Thank you, Mr. Chair. I'll probably need less time than that.
Basically, I'm starting out favourably disposed to what the government wishes to do, because it's also what our government had wished to do. I just discovered recently that we had the same process as well as the same substance. But perhaps more fundamentally, I tend to be on the side of Adam Smith, thinking that more competition is better than less competition and that a duopoly is probably not optimal.
I basically have two questions. The first would be to either Mr. Charles or Mr. Tonnesen, I think, or to Monsieur Roy.
Since I begin with a bias very much in favour of what the government is proposing, I think the onus of proof is on the other side. In the Desjardins submission, one of the conditions given, the second one, is that it is critical that mortgages not be subject to an anti-selection process that would disadvantage home owners outside urban areas, and more particularly rural residents. So I'd like to ask those who propose to enter the competition to explain whether there would be such an anti-selection process and whether there would be any risk for rural people in this new, multi-company, competitive world?

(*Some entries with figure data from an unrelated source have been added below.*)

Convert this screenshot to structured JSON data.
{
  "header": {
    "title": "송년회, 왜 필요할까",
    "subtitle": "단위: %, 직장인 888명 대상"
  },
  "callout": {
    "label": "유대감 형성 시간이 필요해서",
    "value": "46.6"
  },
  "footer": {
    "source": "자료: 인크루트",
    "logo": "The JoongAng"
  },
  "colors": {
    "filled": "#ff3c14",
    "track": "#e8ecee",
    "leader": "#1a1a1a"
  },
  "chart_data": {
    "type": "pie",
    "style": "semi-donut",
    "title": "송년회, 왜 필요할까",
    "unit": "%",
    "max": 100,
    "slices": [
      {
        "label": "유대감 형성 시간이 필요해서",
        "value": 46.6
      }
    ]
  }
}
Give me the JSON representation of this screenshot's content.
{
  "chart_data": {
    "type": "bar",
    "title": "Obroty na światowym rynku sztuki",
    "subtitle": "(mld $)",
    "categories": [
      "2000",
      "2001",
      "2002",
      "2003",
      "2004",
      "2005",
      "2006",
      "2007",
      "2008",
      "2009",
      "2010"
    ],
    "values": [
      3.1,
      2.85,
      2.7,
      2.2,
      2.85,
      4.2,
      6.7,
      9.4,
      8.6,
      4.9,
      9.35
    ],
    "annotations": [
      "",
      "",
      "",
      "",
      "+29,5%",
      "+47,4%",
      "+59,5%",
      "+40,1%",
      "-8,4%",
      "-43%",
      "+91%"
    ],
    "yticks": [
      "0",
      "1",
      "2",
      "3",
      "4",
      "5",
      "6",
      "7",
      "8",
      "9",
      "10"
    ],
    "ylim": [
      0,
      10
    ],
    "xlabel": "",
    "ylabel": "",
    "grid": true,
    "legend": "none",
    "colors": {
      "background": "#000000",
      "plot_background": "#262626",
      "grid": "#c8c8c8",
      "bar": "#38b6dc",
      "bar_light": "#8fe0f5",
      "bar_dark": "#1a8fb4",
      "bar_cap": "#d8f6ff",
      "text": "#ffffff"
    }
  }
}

I also have a question for Mr. Vukanovich. I'm not making any accusations—I must stress that—but I think it was Mr. Turner who really pushed this, and then when I read on Mr. Turner's website of March 19 about his friend Peter Vukanovich coming to visit him a few days ago in his riding office, and since he seems to be instigating this, I want to ask what the nature of that relationship is, just for the record and without making any accusations.
Those are my two questions, Mr. Chair.